The High Court has extended orders preserving the status quo in the government's proposed sale of a 15 percent stake in Safaricom to South Africa's Vodacom Group. The move buys time for petitioners Tony Gachoka and Fredrick Ogola to present their full case on April 27.

This latest ruling comes amid ongoing challenges to the transaction, which parliament approved earlier this year. The deal would see the National Treasury offload shares at Sh34 each, raising around Sh204 billion, plus an additional Sh40 billion in upfront payments linked to future dividends. Vodacom's effective holding in Kenya's leading telecom operator would rise to 55 percent, while the government's stake drops to 20 percent.

Gachoka, a veteran journalist and political figure, along with economics professor Ogola, filed the constitutional petition questioning the process. They have raised issues around transparency in valuation, public participation, and whether the disposal of such a major national asset follows proper legal safeguards. The pair named several state agencies, Safaricom itself, and Vodacom as respondents.

Earlier directions in the matter saw the court consolidate related petitions and refer the case to Chief Justice Martha Koome for a three-judge bench, citing substantial constitutional questions. These touch on national security implications, prudent management of public resources, and the strategic nature of Safaricom's infrastructure and data holdings.

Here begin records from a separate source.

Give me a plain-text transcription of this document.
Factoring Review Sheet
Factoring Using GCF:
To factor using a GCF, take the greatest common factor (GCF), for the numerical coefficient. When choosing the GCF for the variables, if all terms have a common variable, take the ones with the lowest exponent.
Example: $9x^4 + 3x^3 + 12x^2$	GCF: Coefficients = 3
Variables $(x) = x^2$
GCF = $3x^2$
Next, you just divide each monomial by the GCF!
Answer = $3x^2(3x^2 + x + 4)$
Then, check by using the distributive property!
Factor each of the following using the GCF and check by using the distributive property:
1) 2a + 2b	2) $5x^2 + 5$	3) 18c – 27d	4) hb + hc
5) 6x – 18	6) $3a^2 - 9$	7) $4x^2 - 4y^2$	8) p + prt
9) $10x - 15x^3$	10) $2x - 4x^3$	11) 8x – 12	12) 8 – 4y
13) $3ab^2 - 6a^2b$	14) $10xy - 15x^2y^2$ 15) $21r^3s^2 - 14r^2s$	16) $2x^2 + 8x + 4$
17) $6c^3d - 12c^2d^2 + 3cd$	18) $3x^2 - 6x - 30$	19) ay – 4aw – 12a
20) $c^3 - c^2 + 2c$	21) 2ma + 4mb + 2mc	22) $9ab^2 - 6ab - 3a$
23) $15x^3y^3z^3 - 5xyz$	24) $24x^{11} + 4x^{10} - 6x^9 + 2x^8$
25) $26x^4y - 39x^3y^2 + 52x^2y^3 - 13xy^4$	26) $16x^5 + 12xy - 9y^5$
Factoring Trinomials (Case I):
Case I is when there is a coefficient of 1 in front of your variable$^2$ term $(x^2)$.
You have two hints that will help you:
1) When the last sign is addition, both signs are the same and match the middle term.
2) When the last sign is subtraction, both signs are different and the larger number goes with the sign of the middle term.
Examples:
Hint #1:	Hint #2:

The extension of the status quo order prevents any immediate transfer of shares or completion of the sale until the court hears arguments and issues a determination. No substantive findings on the merits have been made yet. Parties now have a short window to file responses before the April 27 hearing date.

Proceeds from the transaction, if it proceeds, are earmarked for Kenya's National Infrastructure Fund. Parliament's approval tied the funds to broader development priorities, including potential upgrades at Jomo Kenyatta International Airport and other key projects under public-private partnership models. The exact allocation would depend on final approvals and any conditions attached by regulators.

Construction industry observers note that such large-scale divestitures often feed into long-term funding pipelines for roads, airports, energy, and urban infrastructure. However, the ongoing litigation introduces uncertainty over timelines and execution. Safaricom remains central to Kenya's digital economy, supporting mobile money, connectivity, and data services that indirectly enable construction logistics and project management across the region.

The petitioners have argued that the share price undervalues the asset compared to independent estimates and that foreign control could affect strategic decisions on infrastructure tied to telecom networks. Respondents maintain the process complied with parliamentary oversight and commercial terms.

This case highlights tensions in balancing fiscal needs with oversight of state-linked enterprises. With the hearing set for late April, the outcome could clarify parameters for future asset disposals in Kenya's infrastructure financing strategy.

The matter continues to draw attention from market players and infrastructure stakeholders, as any delay or alteration could shift funding expectations for ongoing and planned developments.